En la década de 1980, el Grupo Formosa Plastics invirtió en plantas petroquímicas en Texas, Estados Unidos,1 convirtiéndose en uno de los primeros casos de inversión petroquímica taiwanesa a gran escala en el extranjero. (El año exacto de la inversión, 1980 o 1986, presenta discrepancias entre las fuentes; se recomienda consultar los informes anuales oficiales para confirmarlo.)
Década de 1980: el imperio toma forma, el método no cambia
En la década de 1980, el Grupo Formosa Plastics se expandió rápidamente, pero el método de gestión no cambió: cada centavo de costo tenía que poder explicarse con claridad, y cada decisión tenía que rastrearse hasta su raíz. Wang Yung-ching estableció en esta etapa el «ciclo de gestión» —planificación → ejecución → evaluación → mejora—, una lógica que posteriormente se conocería como PDCA y que en Formosa Plastics ya era una práctica habitual en las décadas de 1970 y 1980.
Tenía una filosofía sobre la selección de talento: «El empresario debe tener voluntad de reforma; el empresario debe tener la generosidad de beneficiar a otros y a sí mismo.»2 Beneficiar a otros y a sí mismo era su declaración mínima de ética empresarial: no se trataba de hacer caridad, sino de que las ganancias debían construirse junto con los socios, no mediante la explotación unilateral.
La controversia ambiental de la Sexta Nafta también comenzó a gestarse en este período. La resistencia prolongada de los residentes del municipio de Mailiao, Yunlin, contra los gases de escape y las aguas residuales petroquímicas constituye un capítulo importante de la historia del movimiento ambiental taiwanés. Wang Yung-ching no logró dar una respuesta satisfactoria para todas las partes antes de su muerte, y esto se convirtió en la otra cara de su legado empresarial.

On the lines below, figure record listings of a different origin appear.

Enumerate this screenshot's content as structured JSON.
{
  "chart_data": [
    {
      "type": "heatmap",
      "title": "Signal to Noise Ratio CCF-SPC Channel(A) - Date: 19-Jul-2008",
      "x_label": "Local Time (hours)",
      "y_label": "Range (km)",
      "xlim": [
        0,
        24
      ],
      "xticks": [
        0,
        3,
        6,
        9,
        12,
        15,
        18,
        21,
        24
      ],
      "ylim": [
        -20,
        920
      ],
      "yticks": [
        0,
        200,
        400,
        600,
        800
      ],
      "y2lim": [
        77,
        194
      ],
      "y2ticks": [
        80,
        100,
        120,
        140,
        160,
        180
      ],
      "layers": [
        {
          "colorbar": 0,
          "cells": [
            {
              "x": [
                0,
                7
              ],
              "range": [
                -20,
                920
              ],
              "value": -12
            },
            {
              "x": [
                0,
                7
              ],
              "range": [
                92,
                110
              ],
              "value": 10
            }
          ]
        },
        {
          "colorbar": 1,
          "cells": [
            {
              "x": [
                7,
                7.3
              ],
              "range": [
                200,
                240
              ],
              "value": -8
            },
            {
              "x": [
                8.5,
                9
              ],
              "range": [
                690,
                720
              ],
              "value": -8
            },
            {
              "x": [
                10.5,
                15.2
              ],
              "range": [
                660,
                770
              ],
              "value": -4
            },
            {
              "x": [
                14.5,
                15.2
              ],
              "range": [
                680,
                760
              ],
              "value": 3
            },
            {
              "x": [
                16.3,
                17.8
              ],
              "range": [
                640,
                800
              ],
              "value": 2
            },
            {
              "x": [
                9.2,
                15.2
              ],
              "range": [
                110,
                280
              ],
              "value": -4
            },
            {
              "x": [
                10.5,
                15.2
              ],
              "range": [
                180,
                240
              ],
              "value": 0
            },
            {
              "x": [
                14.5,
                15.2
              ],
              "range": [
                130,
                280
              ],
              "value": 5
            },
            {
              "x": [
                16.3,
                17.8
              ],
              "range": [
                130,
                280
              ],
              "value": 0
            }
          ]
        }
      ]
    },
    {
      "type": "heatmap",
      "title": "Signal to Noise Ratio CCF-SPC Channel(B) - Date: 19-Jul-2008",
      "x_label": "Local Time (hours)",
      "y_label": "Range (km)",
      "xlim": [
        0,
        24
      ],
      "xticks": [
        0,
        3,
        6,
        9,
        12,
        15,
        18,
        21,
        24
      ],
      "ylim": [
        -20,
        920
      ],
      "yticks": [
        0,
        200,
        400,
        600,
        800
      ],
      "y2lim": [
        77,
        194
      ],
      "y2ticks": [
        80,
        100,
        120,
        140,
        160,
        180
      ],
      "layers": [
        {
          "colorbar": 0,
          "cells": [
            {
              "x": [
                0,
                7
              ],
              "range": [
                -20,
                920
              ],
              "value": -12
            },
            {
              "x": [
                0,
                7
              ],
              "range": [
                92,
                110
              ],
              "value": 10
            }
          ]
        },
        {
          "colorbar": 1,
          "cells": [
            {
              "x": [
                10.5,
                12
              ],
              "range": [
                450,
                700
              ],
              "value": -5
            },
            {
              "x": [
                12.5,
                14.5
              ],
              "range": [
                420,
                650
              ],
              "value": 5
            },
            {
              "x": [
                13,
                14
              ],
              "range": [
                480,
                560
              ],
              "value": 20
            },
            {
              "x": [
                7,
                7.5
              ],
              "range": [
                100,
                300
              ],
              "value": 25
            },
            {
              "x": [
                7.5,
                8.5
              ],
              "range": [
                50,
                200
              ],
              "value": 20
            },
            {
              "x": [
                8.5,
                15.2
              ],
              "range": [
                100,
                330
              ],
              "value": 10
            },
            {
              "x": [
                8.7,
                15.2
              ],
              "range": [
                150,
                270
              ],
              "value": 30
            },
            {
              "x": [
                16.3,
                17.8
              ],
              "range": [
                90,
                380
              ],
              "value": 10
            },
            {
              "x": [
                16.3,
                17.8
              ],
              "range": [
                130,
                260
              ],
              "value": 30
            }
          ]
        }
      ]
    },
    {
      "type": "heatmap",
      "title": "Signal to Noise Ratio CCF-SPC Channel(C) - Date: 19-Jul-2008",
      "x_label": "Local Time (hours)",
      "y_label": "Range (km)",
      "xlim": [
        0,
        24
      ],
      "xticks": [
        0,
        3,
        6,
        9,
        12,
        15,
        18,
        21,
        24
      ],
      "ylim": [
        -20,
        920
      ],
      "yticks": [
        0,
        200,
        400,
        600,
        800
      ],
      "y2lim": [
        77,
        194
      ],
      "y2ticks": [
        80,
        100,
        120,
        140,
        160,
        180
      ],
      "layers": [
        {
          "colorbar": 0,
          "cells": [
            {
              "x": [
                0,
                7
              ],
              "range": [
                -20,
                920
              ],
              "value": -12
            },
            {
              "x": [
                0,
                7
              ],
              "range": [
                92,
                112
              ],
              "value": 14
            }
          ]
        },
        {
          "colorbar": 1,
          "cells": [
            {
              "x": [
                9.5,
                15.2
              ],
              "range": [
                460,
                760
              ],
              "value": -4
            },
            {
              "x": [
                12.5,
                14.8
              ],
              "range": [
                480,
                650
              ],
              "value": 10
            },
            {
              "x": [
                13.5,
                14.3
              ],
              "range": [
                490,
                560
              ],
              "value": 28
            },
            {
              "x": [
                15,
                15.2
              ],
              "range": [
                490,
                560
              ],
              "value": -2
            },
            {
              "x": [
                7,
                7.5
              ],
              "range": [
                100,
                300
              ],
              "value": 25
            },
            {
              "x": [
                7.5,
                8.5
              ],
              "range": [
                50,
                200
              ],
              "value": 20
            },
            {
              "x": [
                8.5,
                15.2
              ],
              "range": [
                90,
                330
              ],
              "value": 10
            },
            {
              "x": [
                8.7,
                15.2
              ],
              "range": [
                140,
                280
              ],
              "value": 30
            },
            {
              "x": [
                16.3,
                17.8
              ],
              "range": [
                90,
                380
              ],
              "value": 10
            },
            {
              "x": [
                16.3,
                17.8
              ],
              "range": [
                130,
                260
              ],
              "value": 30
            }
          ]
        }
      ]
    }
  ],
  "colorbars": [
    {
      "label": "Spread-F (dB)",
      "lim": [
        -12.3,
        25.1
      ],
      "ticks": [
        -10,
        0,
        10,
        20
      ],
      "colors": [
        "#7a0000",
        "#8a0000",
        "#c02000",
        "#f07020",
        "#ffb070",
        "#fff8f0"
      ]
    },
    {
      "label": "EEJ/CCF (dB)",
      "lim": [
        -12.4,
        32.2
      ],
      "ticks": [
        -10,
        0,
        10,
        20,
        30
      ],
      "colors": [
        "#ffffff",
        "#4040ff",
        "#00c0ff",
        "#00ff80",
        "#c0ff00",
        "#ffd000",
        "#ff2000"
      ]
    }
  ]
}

Chang Gung: otro tipo de inversión de capital
Wang Yung-ching fue también el fundador del Hospital Memorial Chang Gung y la Universidad Chang Gung. En 1976, donó en nombre de su madre, Wang Jian-yang, para establecer el Hospital Memorial Chang Gung, inicialmente en Linkou, Taoyuan, y posteriormente expandido a Taipéi, Keelung, Chiayi y Kaohsiung, convirtiéndose en la institución médica privada con mayor número de camas en Taiwán.1
Introdujo la lógica empresarial en el sistema de salud —control de costos, estandarización de procesos, gestión por desempeño—, lo que generó una considerable controversia en el sector médico de la época: ¿la medicina debe centrarse en el paciente o en la eficiencia? La respuesta de Wang Yung-ching fue: la eficiencia y la calidad pueden coexistir, pero la premisa es que el costo de cada eslabón debe calcularse con claridad.
Su control de costos en los hospitales utilizaba el mismo método de «buscar la raíz de las cosas» que aplicaba en las líneas de producción de Formosa Plastics; quizás fue su último «laboratorio de costos» a gran escala.

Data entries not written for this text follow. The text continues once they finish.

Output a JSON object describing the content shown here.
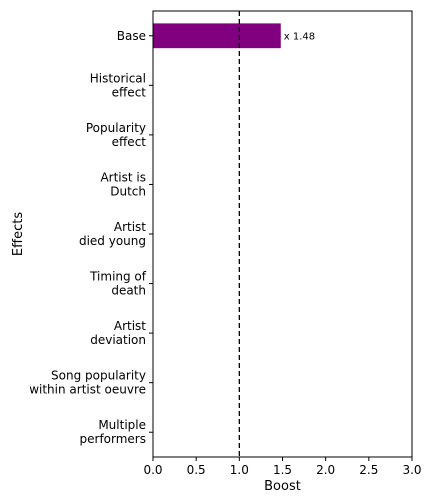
{
  "chart_data": {
    "type": "bar",
    "orientation": "horizontal",
    "categories": [
      [
        "Base"
      ],
      [
        "Historical",
        "effect"
      ],
      [
        "Popularity",
        "effect"
      ],
      [
        "Artist is",
        "Dutch"
      ],
      [
        "Artist",
        "died young"
      ],
      [
        "Timing of",
        "death"
      ],
      [
        "Artist",
        "deviation"
      ],
      [
        "Song popularity",
        "within artist oeuvre"
      ],
      [
        "Multiple",
        "performers"
      ]
    ],
    "values": [
      1.48,
      null,
      null,
      null,
      null,
      null,
      null,
      null,
      null
    ],
    "data_labels": [
      "x 1.48",
      "",
      "",
      "",
      "",
      "",
      "",
      "",
      ""
    ],
    "bar_color": "#800080",
    "reference_line": {
      "x": 1.0,
      "style": "dashed",
      "color": "#000000"
    },
    "xlabel": "Boost",
    "ylabel": "Effects",
    "xlim": [
      0.0,
      3.0
    ],
    "xticks": [
      "0.0",
      "0.5",
      "1.0",
      "1.5",
      "2.0",
      "2.5",
      "3.0"
    ],
    "grid": false
  }
}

2008: fallecimiento y disputa sucesoria
El 15 de octubre de 2008, Wang Yung-ching falleció en Nueva York, Estados Unidos, a los 92 años, mientras se encontraba en una misión de trabajo en ese país.1 El Grupo Formosa Plastics que había construido en vida alcanzó en el momento de su muerte ingresos anuales superiores a 2 billones de dólares taiwaneses, e incluía como principales unidades de negocio a Formosa Plastics, Nan Ya Plastics, Taiwan Chemical Fiber, Formosa Petrochemical y el Hospital Chang Gung. El tamaño del grupo lo situaba de forma sostenida como líder entre las empresas privadas de Taiwán.

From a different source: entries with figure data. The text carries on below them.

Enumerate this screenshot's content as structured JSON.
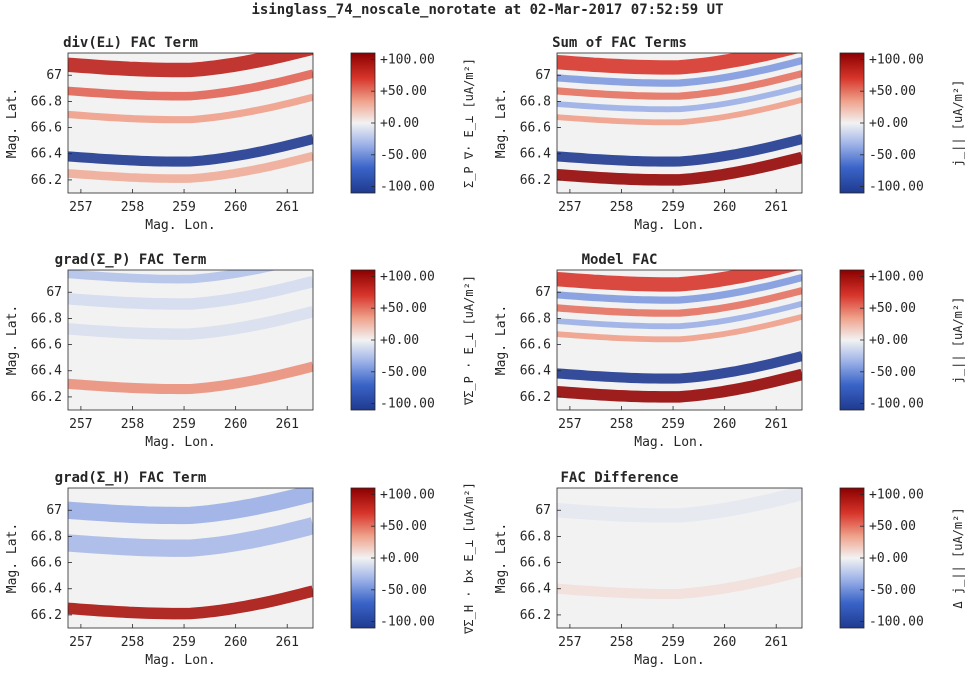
{
  "figure": {
    "title": "isinglass_74_noscale_norotate at 02-Mar-2017 07:52:59 UT"
  },
  "colors": {
    "neg": "#1f3a8f",
    "mid": "#f2f2f2",
    "pos": "#8b0000"
  },
  "chart_data": [
    {
      "type": "heatmap",
      "title": "div(E⊥) FAC Term",
      "xlabel": "Mag. Lon.",
      "ylabel": "Mag. Lat.",
      "x_ticks": [
        "257",
        "258",
        "259",
        "260",
        "261"
      ],
      "y_ticks": [
        "67",
        "66.8",
        "66.6",
        "66.4",
        "66.2"
      ],
      "xlim": [
        256.75,
        261.5
      ],
      "ylim": [
        66.1,
        67.17
      ],
      "colorbar": {
        "ticks": [
          "+100.00",
          "+50.00",
          "+0.00",
          "-50.00",
          "-100.00"
        ],
        "label": "Σ_P ∇· E_⊥ [uA/m²]",
        "clim": [
          -110,
          110
        ]
      },
      "bands": [
        {
          "value": 85,
          "lat": 67.08,
          "width": 0.05
        },
        {
          "value": 55,
          "lat": 66.88,
          "width": 0.03
        },
        {
          "value": 35,
          "lat": 66.7,
          "width": 0.025
        },
        {
          "value": -110,
          "lat": 66.38,
          "width": 0.035
        },
        {
          "value": 30,
          "lat": 66.25,
          "width": 0.03
        }
      ]
    },
    {
      "type": "heatmap",
      "title": "Sum of FAC Terms",
      "xlabel": "Mag. Lon.",
      "ylabel": "Mag. Lat.",
      "x_ticks": [
        "257",
        "258",
        "259",
        "260",
        "261"
      ],
      "y_ticks": [
        "67",
        "66.8",
        "66.6",
        "66.4",
        "66.2"
      ],
      "xlim": [
        256.75,
        261.5
      ],
      "ylim": [
        66.1,
        67.17
      ],
      "colorbar": {
        "ticks": [
          "+100.00",
          "+50.00",
          "+0.00",
          "-50.00",
          "-100.00"
        ],
        "label": "j_|| [uA/m²]",
        "clim": [
          -110,
          110
        ]
      },
      "bands": [
        {
          "value": 70,
          "lat": 67.1,
          "width": 0.05
        },
        {
          "value": -45,
          "lat": 66.98,
          "width": 0.025
        },
        {
          "value": 50,
          "lat": 66.88,
          "width": 0.025
        },
        {
          "value": -35,
          "lat": 66.78,
          "width": 0.02
        },
        {
          "value": 35,
          "lat": 66.68,
          "width": 0.02
        },
        {
          "value": -110,
          "lat": 66.38,
          "width": 0.035
        },
        {
          "value": 105,
          "lat": 66.24,
          "width": 0.04
        }
      ]
    },
    {
      "type": "heatmap",
      "title": "grad(Σ_P) FAC Term",
      "xlabel": "Mag. Lon.",
      "ylabel": "Mag. Lat.",
      "x_ticks": [
        "257",
        "258",
        "259",
        "260",
        "261"
      ],
      "y_ticks": [
        "67",
        "66.8",
        "66.6",
        "66.4",
        "66.2"
      ],
      "xlim": [
        256.75,
        261.5
      ],
      "ylim": [
        66.1,
        67.17
      ],
      "colorbar": {
        "ticks": [
          "+100.00",
          "+50.00",
          "+0.00",
          "-50.00",
          "-100.00"
        ],
        "label": "∇Σ_P · E_⊥ [uA/m²]",
        "clim": [
          -110,
          110
        ]
      },
      "bands": [
        {
          "value": -25,
          "lat": 67.14,
          "width": 0.03
        },
        {
          "value": -12,
          "lat": 66.95,
          "width": 0.04
        },
        {
          "value": -10,
          "lat": 66.72,
          "width": 0.04
        },
        {
          "value": 40,
          "lat": 66.3,
          "width": 0.035
        }
      ]
    },
    {
      "type": "heatmap",
      "title": "Model FAC",
      "xlabel": "Mag. Lon.",
      "ylabel": "Mag. Lat.",
      "x_ticks": [
        "257",
        "258",
        "259",
        "260",
        "261"
      ],
      "y_ticks": [
        "67",
        "66.8",
        "66.6",
        "66.4",
        "66.2"
      ],
      "xlim": [
        256.75,
        261.5
      ],
      "ylim": [
        66.1,
        67.17
      ],
      "colorbar": {
        "ticks": [
          "+100.00",
          "+50.00",
          "+0.00",
          "-50.00",
          "-100.00"
        ],
        "label": "j_|| [uA/m²]",
        "clim": [
          -110,
          110
        ]
      },
      "bands": [
        {
          "value": 70,
          "lat": 67.1,
          "width": 0.05
        },
        {
          "value": -45,
          "lat": 66.98,
          "width": 0.025
        },
        {
          "value": 50,
          "lat": 66.88,
          "width": 0.025
        },
        {
          "value": -35,
          "lat": 66.78,
          "width": 0.02
        },
        {
          "value": 35,
          "lat": 66.68,
          "width": 0.02
        },
        {
          "value": -110,
          "lat": 66.38,
          "width": 0.035
        },
        {
          "value": 105,
          "lat": 66.24,
          "width": 0.04
        }
      ]
    },
    {
      "type": "heatmap",
      "title": "grad(Σ_H) FAC Term",
      "xlabel": "Mag. Lon.",
      "ylabel": "Mag. Lat.",
      "x_ticks": [
        "257",
        "258",
        "259",
        "260",
        "261"
      ],
      "y_ticks": [
        "67",
        "66.8",
        "66.6",
        "66.4",
        "66.2"
      ],
      "xlim": [
        256.75,
        261.5
      ],
      "ylim": [
        66.1,
        67.17
      ],
      "colorbar": {
        "ticks": [
          "+100.00",
          "+50.00",
          "+0.00",
          "-50.00",
          "-100.00"
        ],
        "label": "∇Σ_H · b× E_⊥ [uA/m²]",
        "clim": [
          -110,
          110
        ]
      },
      "bands": [
        {
          "value": -35,
          "lat": 67.0,
          "width": 0.06
        },
        {
          "value": -30,
          "lat": 66.75,
          "width": 0.06
        },
        {
          "value": 95,
          "lat": 66.25,
          "width": 0.04
        }
      ]
    },
    {
      "type": "heatmap",
      "title": "FAC Difference",
      "xlabel": "Mag. Lon.",
      "ylabel": "Mag. Lat.",
      "x_ticks": [
        "257",
        "258",
        "259",
        "260",
        "261"
      ],
      "y_ticks": [
        "67",
        "66.8",
        "66.6",
        "66.4",
        "66.2"
      ],
      "xlim": [
        256.75,
        261.5
      ],
      "ylim": [
        66.1,
        67.17
      ],
      "colorbar": {
        "ticks": [
          "+100.00",
          "+50.00",
          "+0.00",
          "-50.00",
          "-100.00"
        ],
        "label": "Δ j_|| [uA/m²]",
        "clim": [
          -110,
          110
        ]
      },
      "bands": [
        {
          "value": -5,
          "lat": 67.0,
          "width": 0.05
        },
        {
          "value": 8,
          "lat": 66.4,
          "width": 0.035
        }
      ]
    }
  ]
}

Lo que dejó tras de sí, además del Grupo Formosa Plastics, fue una disputa familiar por la herencia que se prolongó durante años.5 Wang Yung-ching tuvo tres familias (esposa principal y segunda y tercera concubinas), con un total de ocho hijos entre las tres ramas. La disputa involucró la distribución del patrimonio, el estatus legal de los herederos de cada rama y la pertenencia de activos en fideicomisos en el extranjero, entre otros asuntos complejos. El conflicto se extendió desde 2008 hasta alrededor de 2022, constituyendo uno de los casos de disputa sucesoria familiar más grandes y prolongados de la historia empresarial de Taiwán.5
La narración convencional sostiene que Wang Yung-ching «tenía buen ojo para las personas y una planificación de sucesión impecable». Pero esta disputa sucesoria demuestra que su lógica de gestión para Formosa Plastics no se extendió al diseño estructural de la herencia familiar: un hombre que pasó la vida haciendo cálculos meticulosos no supo aclarar las cuentas finales.
La tienda de arroz, la Sexta Nafta, la disputa entre las tres familias —él se fue, pero las cuentas no se cerraron.
El título de «dios de la gestión»
Taiwán llama a Wang Yung-ching el «dios de la gestión» (jīngyíng zhī shén), y detrás de este título hay un contraste concreto: no tenía una formación académica destacada, no contaba con relaciones políticas como respaldo y no heredó ninguna fortuna familiar. De 200 yenes japoneses a 2 billones de ingresos anuales, no hubo atajos en el camino, solo generación tras generación calculando con claridad el costo de cada eslabón productivo.
Este título es único en la historia empresarial de Taiwán. La razón por la que su historia se cita una y otra vez es que ofrece una plantilla de éxito que no depende de condiciones innatas: no del origen, sino del método.
La escala del imperio
Desde un joven de 15 años que pidió prestados 200 yenes japoneses para abrir una tienda de arroz hasta el «dios de la gestión» de un grupo con ingresos anuales superiores a 2 billones de dólares taiwaneses, Wang Yung-ching dejó la cadena industrial más larga de la historia industrial de Taiwán. Pero este «imperio» se construyó con una lógica extremadamente simple: cada centavo tenía que saber a dónde iba, cada eslabón tenía que encontrar una forma más económica que la del día anterior.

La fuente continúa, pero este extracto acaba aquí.